China Targets Microsoft in Possible Monopoly Probe

Microsoft appears to have attracted the attention of Chinese business regulators, soon after the announcement of an antitrust investigation into U.S. chipmaker Qualcomm. The New York Times’ Andrew Jacobs and Chris Buckley report:

China is still one of the largest and most promising markets for United States tech companies, as well as home to the factories that make devices as varied as iPhones and Xboxes. But tensions between the United States and China have escalated over spying concerns by both sides. And in recent months Chinese authorities have increased their scrutiny of foreign tech companies.

At the same time, they appear to be stepping up their use of laws to help bolster the fortunes of native technology companies.

[…] The officials from the State Administration for Industry and Commerce visited Microsoft offices in four cities — Beijing, Shanghai, Guangzhou and Chengdu — Joanna Li, a public relations officer for the company, confirmed in a phone interview, answering questions about earlier reports in the Chinese news media.

“There was a visit from government officials to our offices,” she said. “Given the sensitivity of the issue, I can’t say anymore.” [Source]

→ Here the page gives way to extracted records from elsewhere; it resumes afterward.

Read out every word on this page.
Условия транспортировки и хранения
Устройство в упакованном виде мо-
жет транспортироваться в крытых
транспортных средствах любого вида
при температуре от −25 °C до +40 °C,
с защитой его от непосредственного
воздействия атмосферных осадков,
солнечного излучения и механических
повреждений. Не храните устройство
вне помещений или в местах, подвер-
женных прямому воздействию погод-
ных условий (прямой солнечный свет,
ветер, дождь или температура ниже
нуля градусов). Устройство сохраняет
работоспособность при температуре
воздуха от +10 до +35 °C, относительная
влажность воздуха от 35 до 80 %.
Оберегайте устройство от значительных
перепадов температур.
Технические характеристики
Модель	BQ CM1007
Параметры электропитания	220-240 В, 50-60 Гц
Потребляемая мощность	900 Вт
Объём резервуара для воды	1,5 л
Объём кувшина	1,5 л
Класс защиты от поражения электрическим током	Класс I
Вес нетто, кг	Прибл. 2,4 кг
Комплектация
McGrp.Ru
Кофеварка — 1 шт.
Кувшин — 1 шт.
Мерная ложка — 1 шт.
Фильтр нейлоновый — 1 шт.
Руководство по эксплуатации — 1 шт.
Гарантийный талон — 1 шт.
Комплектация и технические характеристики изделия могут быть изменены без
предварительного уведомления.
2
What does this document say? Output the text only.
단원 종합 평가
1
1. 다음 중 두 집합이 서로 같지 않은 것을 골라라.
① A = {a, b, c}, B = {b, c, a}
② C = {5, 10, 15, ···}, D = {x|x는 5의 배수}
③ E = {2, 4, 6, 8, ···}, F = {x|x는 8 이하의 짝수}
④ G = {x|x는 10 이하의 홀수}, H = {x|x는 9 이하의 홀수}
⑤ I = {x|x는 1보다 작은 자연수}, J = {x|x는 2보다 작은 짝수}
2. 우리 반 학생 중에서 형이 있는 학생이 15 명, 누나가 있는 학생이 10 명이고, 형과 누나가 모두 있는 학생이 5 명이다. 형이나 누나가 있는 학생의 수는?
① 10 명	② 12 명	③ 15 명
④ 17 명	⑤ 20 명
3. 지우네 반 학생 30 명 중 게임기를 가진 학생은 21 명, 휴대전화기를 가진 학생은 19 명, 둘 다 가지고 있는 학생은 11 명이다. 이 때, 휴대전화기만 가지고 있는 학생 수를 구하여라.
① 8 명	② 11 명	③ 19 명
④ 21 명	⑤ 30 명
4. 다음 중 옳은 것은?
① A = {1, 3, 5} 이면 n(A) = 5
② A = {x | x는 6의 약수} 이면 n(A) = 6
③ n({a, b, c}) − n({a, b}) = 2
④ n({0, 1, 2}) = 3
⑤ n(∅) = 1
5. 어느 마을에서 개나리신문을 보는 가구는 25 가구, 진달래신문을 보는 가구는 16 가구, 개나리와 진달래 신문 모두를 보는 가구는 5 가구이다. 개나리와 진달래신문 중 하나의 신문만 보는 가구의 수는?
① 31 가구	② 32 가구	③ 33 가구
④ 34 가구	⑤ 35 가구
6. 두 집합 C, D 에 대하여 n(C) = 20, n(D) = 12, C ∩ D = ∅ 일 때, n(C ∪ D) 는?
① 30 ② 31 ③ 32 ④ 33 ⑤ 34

Last month, China banned the use of Windows 8 on government computers, driving Microsoft to defend itself on Weibo against charges of harvesting data for the U.S. government. Apple has also faced claims by state broadcaster CCTV that iPhone location tracking poses a threat to national security, and similarly denied this in a bilingual statement on its Chinese website. Xinhua reports that CCTV’s claims have gained little public traction, though a proposal to ban officials from using iPhones garnered more approval according to Global Times.

Meanwhile, access to Microsoft’s OneDrive cloud storage service was disrupted earlier this month, while Chinese gamers have been incensed by recurring rumors that its XBox One console will cost far more in China than in the U.S.. All these headaches follow criticism in February over alleged political censorship of search results on the China version of its Bing search engine.